Depois de algum tempo, finalmente rompi o silêncio.
— Não vai perguntar o que aconteceu? — perguntei, meio esperando que ela insistisse em saber.
Ela me olhou, com um brilho suave nos olhos.
— Você quer falar sobre isso?
Por um momento, pensei em me abrir, contar tudo o que havia acontecido, mas as palavras simplesmente não vieram. Eu não estava pronto para enfrentar aquilo ainda, nem mesmo com alguém como Kaori.
— Não — respondi, balançando a cabeça. — Não agora.
Ela assentiu, como se entendesse perfeitamente. E, em vez de pressionar, ela me deu algumas palavras encorajadoras, do tipo que só ela poderia oferecer. Palavras simples, mas que de alguma forma conseguiam aliviar um pouco do peso que eu carregava.
Enquanto voltávamos para casa, ela segurou o guarda-chuva, garantindo que eu não me molhasse mais. Ela caminhava ao meu lado, em silêncio, mas a sua presença era tudo o que eu precisava naquele momento.
Chegando à porta da minha casa, parei e olhei para ela, ainda sem saber como agradecer adequadamente.
— Obrigado, Kaori — disse, finalmente, tentando colocar em palavras o que sentia.
Ela sorriu, um sorriso que parecia iluminar até mesmo a noite chuvosa.
— Não foi nada — respondeu ela, antes de abrir a sacola que carregava. — Aqui, pegue um pão doce. Você gosta, certo?
Eu fiquei confuso por um momento, sem saber como reagir. Tentei recusar, mas ela insistiu até que eu finalmente aceitasse. Depois, ela se despediu, correndo pela chuva, enquanto eu fiquei ali, segurando o pão doce e me perguntando o que eu fiz para merecer alguém como ela.

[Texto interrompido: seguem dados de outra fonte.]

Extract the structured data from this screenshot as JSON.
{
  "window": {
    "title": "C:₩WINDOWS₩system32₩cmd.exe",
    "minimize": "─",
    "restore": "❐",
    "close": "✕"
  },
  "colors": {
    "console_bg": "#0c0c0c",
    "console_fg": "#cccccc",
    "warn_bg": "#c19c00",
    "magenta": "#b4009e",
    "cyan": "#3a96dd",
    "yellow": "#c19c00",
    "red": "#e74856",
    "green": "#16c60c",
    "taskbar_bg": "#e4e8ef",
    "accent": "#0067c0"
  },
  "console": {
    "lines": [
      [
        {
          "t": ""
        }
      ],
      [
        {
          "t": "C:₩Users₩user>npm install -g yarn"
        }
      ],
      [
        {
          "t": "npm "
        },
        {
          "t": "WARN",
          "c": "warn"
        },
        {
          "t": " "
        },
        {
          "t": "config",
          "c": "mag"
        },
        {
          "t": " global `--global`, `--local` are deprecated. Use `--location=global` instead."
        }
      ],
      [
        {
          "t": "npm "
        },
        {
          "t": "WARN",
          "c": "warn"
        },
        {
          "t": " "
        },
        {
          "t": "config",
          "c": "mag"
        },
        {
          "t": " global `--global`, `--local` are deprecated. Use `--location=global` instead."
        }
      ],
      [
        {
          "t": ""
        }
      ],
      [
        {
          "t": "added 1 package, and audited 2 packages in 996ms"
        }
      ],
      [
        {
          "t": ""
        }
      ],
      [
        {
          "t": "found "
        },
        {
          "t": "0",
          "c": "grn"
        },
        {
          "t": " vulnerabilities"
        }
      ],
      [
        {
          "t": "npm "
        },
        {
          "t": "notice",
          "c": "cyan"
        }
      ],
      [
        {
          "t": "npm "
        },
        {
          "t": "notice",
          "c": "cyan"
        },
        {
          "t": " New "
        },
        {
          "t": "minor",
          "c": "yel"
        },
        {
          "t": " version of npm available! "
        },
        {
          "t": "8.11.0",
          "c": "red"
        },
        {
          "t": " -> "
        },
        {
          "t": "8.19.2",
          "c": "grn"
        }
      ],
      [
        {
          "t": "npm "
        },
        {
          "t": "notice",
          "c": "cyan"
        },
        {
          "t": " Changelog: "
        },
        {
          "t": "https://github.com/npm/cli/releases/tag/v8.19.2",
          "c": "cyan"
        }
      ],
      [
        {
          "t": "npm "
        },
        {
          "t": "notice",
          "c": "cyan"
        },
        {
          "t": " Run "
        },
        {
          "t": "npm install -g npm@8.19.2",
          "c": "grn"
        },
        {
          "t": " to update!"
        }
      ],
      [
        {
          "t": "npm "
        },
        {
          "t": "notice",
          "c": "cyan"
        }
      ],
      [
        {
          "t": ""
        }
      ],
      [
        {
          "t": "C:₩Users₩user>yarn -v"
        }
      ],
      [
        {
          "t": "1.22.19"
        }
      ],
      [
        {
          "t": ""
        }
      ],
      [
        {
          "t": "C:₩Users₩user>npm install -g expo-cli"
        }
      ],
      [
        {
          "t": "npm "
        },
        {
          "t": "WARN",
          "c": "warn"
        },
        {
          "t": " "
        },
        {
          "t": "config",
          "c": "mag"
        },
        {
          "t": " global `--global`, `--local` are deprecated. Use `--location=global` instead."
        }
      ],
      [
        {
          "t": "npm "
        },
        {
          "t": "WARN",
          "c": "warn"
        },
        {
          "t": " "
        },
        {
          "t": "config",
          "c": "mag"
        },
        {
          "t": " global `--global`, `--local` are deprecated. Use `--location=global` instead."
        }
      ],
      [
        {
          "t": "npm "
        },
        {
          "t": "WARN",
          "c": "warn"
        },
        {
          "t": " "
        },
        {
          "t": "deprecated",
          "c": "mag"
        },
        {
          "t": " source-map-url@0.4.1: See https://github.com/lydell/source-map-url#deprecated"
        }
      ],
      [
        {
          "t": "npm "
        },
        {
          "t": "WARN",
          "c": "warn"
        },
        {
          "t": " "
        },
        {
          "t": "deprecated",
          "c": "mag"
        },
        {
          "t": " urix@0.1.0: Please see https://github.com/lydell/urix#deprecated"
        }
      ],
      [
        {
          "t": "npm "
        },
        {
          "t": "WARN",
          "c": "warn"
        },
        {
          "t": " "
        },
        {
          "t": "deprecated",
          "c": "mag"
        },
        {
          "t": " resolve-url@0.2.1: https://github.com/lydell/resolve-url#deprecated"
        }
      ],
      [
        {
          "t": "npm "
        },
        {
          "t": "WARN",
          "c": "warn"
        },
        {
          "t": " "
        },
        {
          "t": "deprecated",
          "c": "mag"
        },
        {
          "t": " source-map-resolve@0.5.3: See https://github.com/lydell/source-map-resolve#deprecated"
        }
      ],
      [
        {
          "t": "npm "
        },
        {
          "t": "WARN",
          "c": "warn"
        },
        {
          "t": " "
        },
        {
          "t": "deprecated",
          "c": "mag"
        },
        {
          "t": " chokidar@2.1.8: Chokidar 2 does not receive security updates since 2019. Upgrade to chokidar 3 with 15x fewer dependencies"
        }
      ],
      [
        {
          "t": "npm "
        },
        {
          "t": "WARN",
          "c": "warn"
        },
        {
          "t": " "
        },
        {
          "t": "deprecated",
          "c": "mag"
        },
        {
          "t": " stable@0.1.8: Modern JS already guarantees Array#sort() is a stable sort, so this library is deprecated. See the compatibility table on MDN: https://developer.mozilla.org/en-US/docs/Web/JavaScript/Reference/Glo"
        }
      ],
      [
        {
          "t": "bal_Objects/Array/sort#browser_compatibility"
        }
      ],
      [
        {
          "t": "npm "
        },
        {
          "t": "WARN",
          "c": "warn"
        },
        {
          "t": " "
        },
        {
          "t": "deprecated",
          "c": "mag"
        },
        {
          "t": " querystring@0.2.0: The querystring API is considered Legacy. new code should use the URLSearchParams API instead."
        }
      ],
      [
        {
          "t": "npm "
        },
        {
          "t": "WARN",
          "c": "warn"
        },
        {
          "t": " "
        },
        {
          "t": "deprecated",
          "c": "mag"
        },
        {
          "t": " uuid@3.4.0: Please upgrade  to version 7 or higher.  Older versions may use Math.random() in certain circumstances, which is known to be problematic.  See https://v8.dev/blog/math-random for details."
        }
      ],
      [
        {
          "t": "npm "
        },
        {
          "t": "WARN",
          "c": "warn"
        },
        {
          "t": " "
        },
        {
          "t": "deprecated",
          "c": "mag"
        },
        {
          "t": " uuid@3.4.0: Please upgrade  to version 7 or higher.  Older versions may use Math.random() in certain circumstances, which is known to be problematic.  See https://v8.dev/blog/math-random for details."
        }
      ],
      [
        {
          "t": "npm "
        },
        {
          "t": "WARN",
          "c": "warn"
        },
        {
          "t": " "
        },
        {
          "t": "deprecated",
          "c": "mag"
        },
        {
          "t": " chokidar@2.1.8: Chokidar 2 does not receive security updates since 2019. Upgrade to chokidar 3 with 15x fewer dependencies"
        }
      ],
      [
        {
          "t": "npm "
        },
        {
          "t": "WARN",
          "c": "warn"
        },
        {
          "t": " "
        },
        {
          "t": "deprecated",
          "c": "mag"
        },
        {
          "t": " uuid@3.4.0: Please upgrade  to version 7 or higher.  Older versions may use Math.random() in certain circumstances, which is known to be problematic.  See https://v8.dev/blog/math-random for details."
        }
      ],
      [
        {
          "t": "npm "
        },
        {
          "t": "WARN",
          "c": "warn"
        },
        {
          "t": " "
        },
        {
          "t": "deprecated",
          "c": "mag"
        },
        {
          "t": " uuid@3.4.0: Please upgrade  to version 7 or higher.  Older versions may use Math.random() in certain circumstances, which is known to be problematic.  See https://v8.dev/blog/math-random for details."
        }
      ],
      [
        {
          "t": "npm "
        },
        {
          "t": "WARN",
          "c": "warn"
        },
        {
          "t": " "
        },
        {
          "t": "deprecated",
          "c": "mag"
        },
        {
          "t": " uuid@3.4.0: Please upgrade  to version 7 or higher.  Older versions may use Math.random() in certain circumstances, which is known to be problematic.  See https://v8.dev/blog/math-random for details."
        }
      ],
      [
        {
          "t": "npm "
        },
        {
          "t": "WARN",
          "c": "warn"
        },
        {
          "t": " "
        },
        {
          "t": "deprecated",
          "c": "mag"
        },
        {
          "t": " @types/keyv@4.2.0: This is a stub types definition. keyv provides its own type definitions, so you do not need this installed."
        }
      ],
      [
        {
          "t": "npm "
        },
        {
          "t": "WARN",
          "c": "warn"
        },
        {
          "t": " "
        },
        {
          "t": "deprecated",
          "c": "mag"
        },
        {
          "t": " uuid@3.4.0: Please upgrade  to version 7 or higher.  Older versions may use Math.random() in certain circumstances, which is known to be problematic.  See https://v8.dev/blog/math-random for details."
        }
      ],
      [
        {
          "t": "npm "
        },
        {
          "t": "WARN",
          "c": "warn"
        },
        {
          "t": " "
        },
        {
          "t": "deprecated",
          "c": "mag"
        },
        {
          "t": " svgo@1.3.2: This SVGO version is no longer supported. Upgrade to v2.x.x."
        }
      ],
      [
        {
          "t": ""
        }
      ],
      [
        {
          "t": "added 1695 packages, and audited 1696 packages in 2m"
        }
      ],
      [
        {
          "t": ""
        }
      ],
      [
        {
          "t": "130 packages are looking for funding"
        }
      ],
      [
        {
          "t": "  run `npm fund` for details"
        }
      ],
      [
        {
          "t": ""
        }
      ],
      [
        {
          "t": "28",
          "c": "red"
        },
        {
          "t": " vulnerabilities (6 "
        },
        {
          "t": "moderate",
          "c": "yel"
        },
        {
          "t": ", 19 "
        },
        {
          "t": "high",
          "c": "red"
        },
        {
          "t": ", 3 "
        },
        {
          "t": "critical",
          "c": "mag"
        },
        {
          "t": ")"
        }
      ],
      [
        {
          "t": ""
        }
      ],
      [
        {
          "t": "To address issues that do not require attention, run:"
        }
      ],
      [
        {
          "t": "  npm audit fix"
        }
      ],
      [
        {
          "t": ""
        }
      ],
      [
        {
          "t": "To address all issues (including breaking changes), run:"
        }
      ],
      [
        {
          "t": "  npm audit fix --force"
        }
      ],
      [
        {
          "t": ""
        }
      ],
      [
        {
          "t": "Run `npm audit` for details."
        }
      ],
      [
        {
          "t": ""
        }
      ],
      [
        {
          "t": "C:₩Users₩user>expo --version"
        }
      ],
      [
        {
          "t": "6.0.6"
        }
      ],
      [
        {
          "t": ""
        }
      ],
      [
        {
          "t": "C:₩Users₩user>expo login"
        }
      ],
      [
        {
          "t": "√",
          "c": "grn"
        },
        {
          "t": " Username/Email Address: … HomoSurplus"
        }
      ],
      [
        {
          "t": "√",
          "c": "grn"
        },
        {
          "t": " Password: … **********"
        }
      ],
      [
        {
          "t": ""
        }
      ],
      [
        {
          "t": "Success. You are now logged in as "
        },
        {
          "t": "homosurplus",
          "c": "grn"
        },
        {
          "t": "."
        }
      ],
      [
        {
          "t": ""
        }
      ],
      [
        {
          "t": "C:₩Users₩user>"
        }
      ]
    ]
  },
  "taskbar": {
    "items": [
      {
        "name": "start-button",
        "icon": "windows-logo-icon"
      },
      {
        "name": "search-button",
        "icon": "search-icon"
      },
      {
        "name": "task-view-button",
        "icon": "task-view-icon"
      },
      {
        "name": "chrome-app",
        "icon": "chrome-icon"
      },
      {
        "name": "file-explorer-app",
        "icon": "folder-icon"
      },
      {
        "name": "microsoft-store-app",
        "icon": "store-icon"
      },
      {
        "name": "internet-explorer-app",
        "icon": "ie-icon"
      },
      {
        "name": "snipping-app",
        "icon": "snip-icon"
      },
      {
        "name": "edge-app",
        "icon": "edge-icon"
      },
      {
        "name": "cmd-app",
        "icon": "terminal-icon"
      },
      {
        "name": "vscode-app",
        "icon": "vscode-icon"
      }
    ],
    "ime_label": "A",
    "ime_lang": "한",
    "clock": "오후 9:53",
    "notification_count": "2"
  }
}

Entrei em casa, ensopado, e fui imediatamente recebido pelo olhar preocupado da minha mãe.
— Shin, onde você estava?! — perguntou ela, visivelmente angustiada. — Olhe só para você, está todo molhado! Você vai acabar doente!
— Eu… — comecei, mas fui interrompido por ela.
— Seu pai me contou o que aconteceu — disse ela, num tom mais suave. — Shin, eu sei que isso é difícil, mas talvez seja o melhor para todos nós. Poderíamos passar mais tempo juntos, como uma família.
Eu olhei para ela, tentando encontrar uma explicação lógica para tudo isso, mas só sentia o desespero crescer novamente.
— Não! — exclamei, interrompendo-a. — Eu não vou me mudar! Não vou abandonar tudo!
Sem esperar pela resposta dela, corri para o meu quarto e tranquei a porta, jogando-me na cama. Lágrimas que eu tinha segurado durante todo o dia finalmente começaram a cair, molhando o travesseiro. Por quê eu tinha que deixar tudo para trás? Por quê eu tinha que abandonar meus amigos, minha escola, Yuki… tudo? O mundo parecia desmoronar ao meu redor, e eu não sabia como segurá-lo.
Eu só queria que tudo fosse como antes.